Merkezi düzeyde tedbirlerin gevşetilmesiyle birlikte halkımızda da ciddi bir rehavet olduğunu gözlemlemekteyiz. İş yerlerinde, toplu taşıma araçlarında ve sokaklarda salgının başındaki titizliğe özen gösterilmediği, maske takılmadığı ve fiziksel mesafeye uyulmadığı, etrafa atılan maske ve eldivenlerin ciddi halk sağlığı sorunu yarattığı görülmektedir. Ancak salgındaki bu yeni ivmeyi tek başına rehavetle açıklamak mümkün değildir. Ciddi bir halk sağlığı sorunu olan böyle bir pandemide özellikle yerel yönetimlere büyük görevler düşmektedir. Ancak maalesef ilimizdeki mevcut kayyum yönetimlerinin salgın dönemi boyunca panolara bilgilendirme yazıları asma, bazı hastanelere maske-dezenfektan dağıtımı, pazaryeri girişlerinde ateş ölçümü dışında halk sağlığı adına somut adımlar atmadığı izlenmiştir. Toplum sağlığının tehdit altında olduğu böyle bir pandemide ildeki ilgili resmi kurumlarca halka yönelik iki dilli (Türkçe-Kürtçe)  yazılı, görsel ve sesli uyarılar yapılmalıdır.

 

“HÜKÜMETİN COVID-19 SALGIN SÜRECİ KARŞISINDAKİ TUTUMUNDAN ENDİŞE DUYUYORUZ”

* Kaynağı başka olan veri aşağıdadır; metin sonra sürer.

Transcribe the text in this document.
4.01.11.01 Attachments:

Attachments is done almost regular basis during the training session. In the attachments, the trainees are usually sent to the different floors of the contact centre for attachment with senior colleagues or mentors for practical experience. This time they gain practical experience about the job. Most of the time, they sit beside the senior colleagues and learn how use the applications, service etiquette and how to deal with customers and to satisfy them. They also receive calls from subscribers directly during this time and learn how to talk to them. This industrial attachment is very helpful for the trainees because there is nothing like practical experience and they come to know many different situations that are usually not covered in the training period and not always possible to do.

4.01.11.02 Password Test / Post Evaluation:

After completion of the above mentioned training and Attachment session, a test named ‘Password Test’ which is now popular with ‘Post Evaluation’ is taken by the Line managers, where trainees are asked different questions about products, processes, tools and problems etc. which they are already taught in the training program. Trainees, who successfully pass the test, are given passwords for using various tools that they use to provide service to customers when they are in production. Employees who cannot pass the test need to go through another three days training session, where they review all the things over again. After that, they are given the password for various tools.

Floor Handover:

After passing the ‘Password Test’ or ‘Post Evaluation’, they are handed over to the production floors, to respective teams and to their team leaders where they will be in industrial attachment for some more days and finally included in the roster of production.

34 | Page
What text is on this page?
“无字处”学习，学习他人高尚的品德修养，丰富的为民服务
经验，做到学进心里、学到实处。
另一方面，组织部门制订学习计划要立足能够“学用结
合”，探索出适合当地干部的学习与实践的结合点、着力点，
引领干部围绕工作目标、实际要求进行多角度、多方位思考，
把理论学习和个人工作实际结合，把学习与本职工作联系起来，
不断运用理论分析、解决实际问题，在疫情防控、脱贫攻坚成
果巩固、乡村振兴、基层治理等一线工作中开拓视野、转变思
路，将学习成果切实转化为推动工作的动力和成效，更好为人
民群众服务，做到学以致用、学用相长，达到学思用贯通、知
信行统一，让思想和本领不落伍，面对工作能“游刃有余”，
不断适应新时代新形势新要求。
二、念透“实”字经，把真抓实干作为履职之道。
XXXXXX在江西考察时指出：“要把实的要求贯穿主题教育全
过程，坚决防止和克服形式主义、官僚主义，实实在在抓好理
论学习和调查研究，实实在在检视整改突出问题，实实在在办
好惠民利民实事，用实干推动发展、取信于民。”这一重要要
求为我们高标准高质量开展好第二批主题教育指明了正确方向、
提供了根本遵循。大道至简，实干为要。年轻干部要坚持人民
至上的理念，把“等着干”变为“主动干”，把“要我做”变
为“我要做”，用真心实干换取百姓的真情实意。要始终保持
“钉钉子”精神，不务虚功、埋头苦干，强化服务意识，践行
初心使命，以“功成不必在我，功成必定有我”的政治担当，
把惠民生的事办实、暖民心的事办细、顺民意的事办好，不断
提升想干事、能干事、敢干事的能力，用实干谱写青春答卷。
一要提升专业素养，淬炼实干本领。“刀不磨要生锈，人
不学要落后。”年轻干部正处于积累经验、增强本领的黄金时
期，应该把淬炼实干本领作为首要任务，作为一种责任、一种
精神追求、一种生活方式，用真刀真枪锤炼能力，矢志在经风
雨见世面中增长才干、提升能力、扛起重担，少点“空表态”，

Her yerde eş zamanlı olarak tüm tedbirlerden hızlı bir şekilde vazgeçilmesi ile vakalar hızla artmaktadır. Toplum bağışıklığı stratejisini benimsediği anlaşılan hükümetin Covıd-19 salgın süreci karşısındaki tutumundan endişe duyuyoruz. Salgın ile mücadele toplumun ve bireylerin sorumluluğunu aşan bir kamusal irade ve duyarlılık gerektirir. Kentte kamu/özel yatak kapasitesi vaka sayılarımıza uyumlu olarak organize edilmelidir. Olağan sağlık hizmetleri, acil ve öncelikli olanlar dışında "hassasiyetle" yönetilmelidir. Salgın tehlikesi devam ederken Diyarbakır’daki yetkilileri halk sağlığını önemsemeye, sorumluluklarını yerine getirmeye davet ediyoruz.”